Keinginan Indonesia untuk terlibat dalam ISF ini mencerminkan evolusi peran Indonesia dalam perdamaian dunia. Sejarah mencatat bahwa Indonesia memiliki rekam jejak yang panjang dalam misi perdamaian PBB di berbagai belahan dunia, mulai dari Sinai, Lebanon, hingga Kongo. Namun, misi di Gaza dianggap memiliki bobot emosional dan politik yang lebih besar bagi rakyat Indonesia. Dukungan publik di dalam negeri terhadap kemerdekaan Palestina sangat kuat, sehingga pemerintah harus memastikan bahwa setiap langkah yang diambil, termasuk pengiriman tentara, benar-benar sejalan dengan aspirasi rakyat dan tidak mencederai perjuangan bangsa Palestina. Dengan menetapkan batasan non-tempur, Indonesia berupaya menjaga keseimbangan antara kontribusi aktif dalam perdamaian global dan perlindungan terhadap kepentingan serta keselamatan prajuritnya.

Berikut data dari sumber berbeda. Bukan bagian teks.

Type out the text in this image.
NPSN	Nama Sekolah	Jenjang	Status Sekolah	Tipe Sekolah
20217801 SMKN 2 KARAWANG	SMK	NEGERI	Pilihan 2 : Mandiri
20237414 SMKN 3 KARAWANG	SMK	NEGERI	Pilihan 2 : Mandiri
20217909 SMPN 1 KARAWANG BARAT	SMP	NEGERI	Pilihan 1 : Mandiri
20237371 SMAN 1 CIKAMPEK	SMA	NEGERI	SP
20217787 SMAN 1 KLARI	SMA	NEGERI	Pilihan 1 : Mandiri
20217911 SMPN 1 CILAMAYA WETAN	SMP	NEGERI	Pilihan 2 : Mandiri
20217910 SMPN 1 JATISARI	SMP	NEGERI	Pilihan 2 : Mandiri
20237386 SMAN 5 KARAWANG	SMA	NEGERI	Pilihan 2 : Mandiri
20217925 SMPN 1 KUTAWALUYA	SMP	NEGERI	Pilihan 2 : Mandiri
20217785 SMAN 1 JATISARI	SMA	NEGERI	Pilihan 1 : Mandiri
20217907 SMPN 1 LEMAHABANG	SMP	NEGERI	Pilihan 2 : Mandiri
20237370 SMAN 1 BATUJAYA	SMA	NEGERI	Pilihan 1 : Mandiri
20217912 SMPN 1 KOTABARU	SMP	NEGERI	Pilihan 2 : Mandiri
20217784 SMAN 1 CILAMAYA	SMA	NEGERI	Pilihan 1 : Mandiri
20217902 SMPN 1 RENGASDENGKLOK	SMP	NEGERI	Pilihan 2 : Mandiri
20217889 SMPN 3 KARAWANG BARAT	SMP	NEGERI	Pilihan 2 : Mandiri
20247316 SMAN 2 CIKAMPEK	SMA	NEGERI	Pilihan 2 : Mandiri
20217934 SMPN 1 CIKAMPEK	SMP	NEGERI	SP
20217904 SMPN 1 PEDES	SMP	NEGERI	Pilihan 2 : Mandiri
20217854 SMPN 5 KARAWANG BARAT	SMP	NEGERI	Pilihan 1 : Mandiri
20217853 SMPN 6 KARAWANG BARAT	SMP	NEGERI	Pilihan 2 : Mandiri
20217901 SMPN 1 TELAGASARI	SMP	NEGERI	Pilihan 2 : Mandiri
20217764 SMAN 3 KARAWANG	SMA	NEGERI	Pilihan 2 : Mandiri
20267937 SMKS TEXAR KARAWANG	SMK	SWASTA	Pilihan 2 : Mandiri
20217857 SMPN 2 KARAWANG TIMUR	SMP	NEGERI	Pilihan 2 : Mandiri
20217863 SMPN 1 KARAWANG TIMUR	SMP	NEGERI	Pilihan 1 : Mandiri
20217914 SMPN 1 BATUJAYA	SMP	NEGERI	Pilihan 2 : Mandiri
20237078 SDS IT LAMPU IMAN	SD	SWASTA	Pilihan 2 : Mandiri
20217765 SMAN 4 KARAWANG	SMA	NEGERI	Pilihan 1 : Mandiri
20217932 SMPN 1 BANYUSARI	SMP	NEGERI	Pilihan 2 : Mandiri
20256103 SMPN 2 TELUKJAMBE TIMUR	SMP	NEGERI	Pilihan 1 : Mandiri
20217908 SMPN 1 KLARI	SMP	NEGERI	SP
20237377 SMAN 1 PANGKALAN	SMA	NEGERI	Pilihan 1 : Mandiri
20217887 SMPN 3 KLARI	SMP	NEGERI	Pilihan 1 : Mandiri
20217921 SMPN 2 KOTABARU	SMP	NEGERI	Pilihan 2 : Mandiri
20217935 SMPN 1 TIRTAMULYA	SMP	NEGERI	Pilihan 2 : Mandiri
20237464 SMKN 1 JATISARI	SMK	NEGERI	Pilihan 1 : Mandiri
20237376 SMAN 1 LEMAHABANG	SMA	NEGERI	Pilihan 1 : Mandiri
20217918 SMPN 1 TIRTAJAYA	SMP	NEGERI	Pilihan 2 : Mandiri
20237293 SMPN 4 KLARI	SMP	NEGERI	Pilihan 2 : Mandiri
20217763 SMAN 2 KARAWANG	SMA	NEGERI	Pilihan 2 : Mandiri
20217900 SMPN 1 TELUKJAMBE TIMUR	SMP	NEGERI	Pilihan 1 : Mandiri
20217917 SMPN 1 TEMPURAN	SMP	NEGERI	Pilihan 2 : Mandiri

Secara keseluruhan, strategi yang diambil oleh Kementerian Luar Negeri dan TNI menunjukkan pendekatan yang sangat hati-hati namun progresif. Indonesia tidak ingin sekadar menjadi penonton dalam tragedi kemanusiaan di Gaza, namun juga tidak ingin terjebak dalam konflik bersenjata yang tidak berujung. Fokus pada rekonstruksi, bantuan medis, dan pelatihan polisi adalah langkah konkret untuk membangun fondasi negara Palestina yang berdaulat di masa depan. Dengan tetap menghormati kedaulatan Palestina dan menolak segala bentuk aneksasi atau relokasi paksa, Indonesia memposisikan dirinya sebagai mitra strategis yang tulus bagi rakyat Palestina dalam perjalanan panjang mereka menuju kemerdekaan penuh. Dunia kini menanti bagaimana implementasi dari komitmen besar ini akan terwujud di tanah Gaza yang penuh tantangan.